Nevada recently became the fifth state to enact the nation’s most systemic K-12 funding reform: education savings accounts. ESAs allow parents to pull their children out of public schools and put the allotted tax dollars toward an education they prefer. This makes the phrase “school choice” a reality.

Unlike vouchers, which make public dollars available only for private-school tuition, the savings accounts can be used for a range of educational options, for private schools or distance learning, tutoring, computer software, educational therapies, public-school classes and activities, and community college classes. Any money left after graduation can be put toward college. This will give Nevada parents more than $5,000 to work with.

Education savings accounts are an innovation; they harness the capacity of modern technology to deliver high-quality, tailored education to every child in the state. Families can mix and match educational offerings to meet their children’s needs and aptitudes, perhaps combining interactive distance learning with a local high-school chemistry lab and a tutor in mathematics.

The savings accounts, first proposed a decade ago by the Goldwater Institute, where I work, weren’t pressed into service until 2009. That’s when the Arizona Supreme Court struck down school vouchers for disabled and foster children under the state’s Blaine Amendment, which forbids the use of public funds in private or sectarian schools. Vouchers violated the Blaine Amendment, the court reasoned, because they could only be used in private schools.

But what if public funds were available not only for private schools but also for a broad array of educational options? The Arizona Legislature enacted ESAs for disabled and foster children, depositing 90% of each child’s state education funds into an account featuring a debit card that can be used to purchase educational services from public or private providers. Local school property taxes remain untouched and available to public schools.

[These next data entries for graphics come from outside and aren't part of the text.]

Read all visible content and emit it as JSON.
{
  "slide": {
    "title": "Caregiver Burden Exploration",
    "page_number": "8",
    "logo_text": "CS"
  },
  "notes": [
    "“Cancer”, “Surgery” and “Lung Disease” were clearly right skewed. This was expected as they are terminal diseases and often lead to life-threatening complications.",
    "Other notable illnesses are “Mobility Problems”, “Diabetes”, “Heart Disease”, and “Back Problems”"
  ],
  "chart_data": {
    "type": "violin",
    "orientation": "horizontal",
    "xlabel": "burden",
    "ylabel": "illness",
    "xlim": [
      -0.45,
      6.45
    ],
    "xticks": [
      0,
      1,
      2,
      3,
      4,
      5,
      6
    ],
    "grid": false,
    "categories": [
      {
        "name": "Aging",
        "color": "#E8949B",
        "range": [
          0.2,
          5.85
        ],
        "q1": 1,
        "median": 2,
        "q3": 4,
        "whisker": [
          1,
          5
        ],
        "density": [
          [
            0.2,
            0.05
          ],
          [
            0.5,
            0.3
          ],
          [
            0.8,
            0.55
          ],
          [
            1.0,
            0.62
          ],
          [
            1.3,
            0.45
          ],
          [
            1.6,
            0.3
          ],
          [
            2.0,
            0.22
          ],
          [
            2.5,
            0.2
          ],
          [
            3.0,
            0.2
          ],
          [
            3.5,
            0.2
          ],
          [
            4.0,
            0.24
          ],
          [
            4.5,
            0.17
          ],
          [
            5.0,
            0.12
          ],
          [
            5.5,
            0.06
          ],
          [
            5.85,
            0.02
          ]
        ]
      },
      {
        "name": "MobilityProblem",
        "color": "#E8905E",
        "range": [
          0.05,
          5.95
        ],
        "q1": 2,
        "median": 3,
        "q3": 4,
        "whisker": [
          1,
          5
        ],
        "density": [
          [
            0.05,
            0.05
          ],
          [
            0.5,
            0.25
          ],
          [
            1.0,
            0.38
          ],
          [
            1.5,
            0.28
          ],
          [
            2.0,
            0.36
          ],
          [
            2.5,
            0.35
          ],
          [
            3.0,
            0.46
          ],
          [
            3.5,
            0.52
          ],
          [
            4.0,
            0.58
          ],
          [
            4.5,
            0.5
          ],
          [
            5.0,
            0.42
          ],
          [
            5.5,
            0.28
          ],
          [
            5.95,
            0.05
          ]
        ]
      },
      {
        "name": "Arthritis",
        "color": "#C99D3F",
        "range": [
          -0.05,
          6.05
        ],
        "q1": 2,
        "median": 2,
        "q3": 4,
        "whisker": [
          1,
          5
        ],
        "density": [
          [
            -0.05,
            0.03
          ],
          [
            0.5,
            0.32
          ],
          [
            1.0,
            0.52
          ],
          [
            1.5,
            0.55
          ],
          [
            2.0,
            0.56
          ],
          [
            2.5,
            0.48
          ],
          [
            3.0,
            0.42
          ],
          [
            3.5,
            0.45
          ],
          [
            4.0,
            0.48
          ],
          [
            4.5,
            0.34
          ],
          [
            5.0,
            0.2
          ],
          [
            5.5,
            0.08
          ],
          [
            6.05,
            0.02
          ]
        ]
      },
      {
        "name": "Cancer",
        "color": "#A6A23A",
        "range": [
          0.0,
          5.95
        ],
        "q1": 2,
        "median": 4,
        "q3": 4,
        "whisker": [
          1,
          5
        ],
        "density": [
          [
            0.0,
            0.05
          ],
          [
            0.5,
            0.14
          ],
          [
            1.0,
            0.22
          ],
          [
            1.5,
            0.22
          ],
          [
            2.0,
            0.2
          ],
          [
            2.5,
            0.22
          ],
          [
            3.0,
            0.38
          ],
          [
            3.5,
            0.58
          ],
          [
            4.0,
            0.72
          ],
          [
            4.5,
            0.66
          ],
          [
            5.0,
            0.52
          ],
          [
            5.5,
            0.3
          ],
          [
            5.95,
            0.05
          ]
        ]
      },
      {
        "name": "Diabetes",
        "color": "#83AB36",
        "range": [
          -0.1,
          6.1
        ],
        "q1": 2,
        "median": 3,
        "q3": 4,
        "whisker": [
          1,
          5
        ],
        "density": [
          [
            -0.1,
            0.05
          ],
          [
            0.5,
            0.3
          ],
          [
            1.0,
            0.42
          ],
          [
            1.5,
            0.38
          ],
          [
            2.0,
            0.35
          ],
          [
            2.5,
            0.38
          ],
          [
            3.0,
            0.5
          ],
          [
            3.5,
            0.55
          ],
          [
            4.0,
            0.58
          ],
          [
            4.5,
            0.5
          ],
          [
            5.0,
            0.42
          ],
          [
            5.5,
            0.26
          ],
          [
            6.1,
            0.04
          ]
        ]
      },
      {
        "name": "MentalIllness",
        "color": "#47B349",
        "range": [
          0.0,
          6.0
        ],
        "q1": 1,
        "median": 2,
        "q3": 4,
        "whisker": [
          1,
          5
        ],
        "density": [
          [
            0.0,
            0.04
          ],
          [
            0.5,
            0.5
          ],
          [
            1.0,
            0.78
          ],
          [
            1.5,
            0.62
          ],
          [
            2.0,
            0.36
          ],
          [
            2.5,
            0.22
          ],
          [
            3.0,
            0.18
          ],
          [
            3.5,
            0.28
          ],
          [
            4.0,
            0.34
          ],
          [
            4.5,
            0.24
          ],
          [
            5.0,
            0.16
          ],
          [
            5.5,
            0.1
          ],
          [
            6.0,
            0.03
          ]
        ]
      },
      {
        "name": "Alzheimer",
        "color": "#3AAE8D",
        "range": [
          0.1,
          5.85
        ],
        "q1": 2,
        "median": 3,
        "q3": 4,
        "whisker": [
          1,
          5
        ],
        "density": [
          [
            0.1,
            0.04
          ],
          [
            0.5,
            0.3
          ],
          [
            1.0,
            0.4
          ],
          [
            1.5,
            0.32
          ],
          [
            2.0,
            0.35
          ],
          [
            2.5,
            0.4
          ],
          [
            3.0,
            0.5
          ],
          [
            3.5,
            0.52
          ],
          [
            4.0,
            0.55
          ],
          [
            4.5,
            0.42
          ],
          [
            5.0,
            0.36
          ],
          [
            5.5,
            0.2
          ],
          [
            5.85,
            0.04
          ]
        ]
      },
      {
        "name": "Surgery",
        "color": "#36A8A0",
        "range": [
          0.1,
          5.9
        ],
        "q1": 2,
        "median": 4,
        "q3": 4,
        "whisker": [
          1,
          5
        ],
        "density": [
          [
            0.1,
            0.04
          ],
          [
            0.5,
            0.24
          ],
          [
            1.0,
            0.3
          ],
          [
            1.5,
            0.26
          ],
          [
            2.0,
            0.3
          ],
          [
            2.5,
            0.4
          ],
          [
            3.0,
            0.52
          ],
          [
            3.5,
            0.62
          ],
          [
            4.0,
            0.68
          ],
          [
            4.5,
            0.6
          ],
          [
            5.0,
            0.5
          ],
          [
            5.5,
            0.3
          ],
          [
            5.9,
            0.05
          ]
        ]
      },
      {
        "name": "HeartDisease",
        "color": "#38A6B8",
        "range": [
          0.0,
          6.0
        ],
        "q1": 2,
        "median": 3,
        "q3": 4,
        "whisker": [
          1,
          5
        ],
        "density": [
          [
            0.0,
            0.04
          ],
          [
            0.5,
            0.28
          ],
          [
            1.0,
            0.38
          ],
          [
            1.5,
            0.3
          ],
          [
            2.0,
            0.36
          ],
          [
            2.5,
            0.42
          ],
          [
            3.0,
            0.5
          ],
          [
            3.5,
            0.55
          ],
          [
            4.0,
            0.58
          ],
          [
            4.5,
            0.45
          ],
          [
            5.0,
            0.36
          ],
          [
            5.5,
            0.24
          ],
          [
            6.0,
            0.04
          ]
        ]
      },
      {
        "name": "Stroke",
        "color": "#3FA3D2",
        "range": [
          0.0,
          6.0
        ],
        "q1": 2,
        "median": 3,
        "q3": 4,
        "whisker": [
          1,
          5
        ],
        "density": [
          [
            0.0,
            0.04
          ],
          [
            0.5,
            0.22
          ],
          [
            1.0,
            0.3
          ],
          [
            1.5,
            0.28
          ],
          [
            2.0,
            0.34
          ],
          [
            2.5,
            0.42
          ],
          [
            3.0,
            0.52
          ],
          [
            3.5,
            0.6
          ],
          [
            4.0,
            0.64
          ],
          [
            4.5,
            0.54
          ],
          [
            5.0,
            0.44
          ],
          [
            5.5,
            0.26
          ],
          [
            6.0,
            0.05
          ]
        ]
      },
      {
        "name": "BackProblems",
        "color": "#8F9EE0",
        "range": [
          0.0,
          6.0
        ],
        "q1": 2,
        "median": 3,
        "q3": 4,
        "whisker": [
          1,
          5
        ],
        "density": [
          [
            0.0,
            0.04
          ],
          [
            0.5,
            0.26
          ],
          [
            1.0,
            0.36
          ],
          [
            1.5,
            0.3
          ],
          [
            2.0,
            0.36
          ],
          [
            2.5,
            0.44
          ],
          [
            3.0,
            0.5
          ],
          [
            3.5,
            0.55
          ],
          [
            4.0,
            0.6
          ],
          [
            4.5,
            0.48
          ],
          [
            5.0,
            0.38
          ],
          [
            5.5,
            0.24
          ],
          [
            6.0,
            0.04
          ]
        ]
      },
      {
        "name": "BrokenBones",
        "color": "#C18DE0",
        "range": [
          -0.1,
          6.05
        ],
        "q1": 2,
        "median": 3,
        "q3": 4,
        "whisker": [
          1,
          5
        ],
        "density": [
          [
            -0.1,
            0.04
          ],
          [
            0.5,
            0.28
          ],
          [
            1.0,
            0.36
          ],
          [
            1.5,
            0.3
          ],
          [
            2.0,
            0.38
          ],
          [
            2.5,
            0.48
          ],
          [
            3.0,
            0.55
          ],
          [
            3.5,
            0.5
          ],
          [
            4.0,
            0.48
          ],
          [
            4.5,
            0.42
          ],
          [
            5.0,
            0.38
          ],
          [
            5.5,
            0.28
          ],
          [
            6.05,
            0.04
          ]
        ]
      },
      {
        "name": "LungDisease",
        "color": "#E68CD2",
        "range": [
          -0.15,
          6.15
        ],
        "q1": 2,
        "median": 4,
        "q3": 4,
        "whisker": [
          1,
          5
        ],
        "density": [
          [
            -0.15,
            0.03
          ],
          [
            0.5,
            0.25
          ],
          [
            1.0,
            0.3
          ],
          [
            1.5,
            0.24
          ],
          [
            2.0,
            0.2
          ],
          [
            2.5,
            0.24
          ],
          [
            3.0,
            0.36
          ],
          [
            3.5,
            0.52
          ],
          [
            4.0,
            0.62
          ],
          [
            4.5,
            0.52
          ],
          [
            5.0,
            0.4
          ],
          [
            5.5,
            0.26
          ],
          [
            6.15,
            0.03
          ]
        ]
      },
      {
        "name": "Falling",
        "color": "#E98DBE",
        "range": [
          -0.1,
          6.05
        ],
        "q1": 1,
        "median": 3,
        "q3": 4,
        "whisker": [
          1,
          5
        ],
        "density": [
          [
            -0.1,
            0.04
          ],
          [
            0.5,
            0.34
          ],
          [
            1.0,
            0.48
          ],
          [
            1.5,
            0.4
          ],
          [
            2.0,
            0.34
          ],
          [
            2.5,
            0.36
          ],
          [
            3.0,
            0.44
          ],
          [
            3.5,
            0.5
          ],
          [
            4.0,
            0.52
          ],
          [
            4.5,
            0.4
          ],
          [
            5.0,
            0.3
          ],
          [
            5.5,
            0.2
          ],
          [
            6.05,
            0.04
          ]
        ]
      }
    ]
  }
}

Like vouchers, education savings accounts were challenged in court for violating the Blaine Amendment in 2011. But because the funds were not limited to private schools, the legality of ESAs was upheld. As Arizona Court of Appeals Judge Jon Thompson observed in a 2013 ruling, “Parents can use the funds deposited in the . . . account to customize an education that meets their children’s unique educational needs.” Arizona has expanded ESA eligibility to include children in public schools receiving D or F grades and military families. Legislation sponsored by Democratic state Sen. Carlyle Begay to provide ESAs for children on Indian reservations goes into effect this fall.

Last year, Florida—whose Supreme Court also had earlier struck down vouchers—enacted ESAs for severely disabled children. The savings accounts are especially useful for families whose children have special needs that require individualized approaches that often are not found in public schools. As in Arizona, ESAs were challenged in court and upheld.

This year education savings accounts were enacted in three states where earlier there was resistance to school choice: Mississippi, Tennessee and Nevada. The savings accounts in the first two states are limited to children with special needs.

But Nevada’s program is available to all of the state’s 385,000 public-school students. Most children will receive 90% of the state’s education contribution, or about $5,100. But children with disabilities or in low-income families will receive the full per-pupil amount, roughly $5,700. For the first time since the nation’s first voucher program was enacted in Milwaukee 25 years ago, this year more than half of the states plus the District of Columbia have some form of private school choice.

Teachers unions fiercely opposed the bill. “This is a ploy by those who deplore public education and want to destroy it,” charged Democratic state Sen. Joyce Woodhouse. But that tired argument lost.

The emergence of education savings accounts may mark the beginning of the end for an ossified education-delivery system that is has changed little since the 19th century. It begins an important shift of government from a monopoly provider of education into an enabler of education in whatever form or forum it most benefits the child.

By reducing the need for bureaucracies and capital construction, education savings accounts can reverse the ever-growing costs of public education, even as the accounts provide resources for families to save for college. They can help surmount Blaine Amendment obstacles that appear in about two-thirds of state constitutions. Most important, they hitch public policy to infinite technological possibilities, creating the first truly 21st-century education model wherein public funding follows the child.

Mr. Bolick is vice president for litigation at the Goldwater Institute.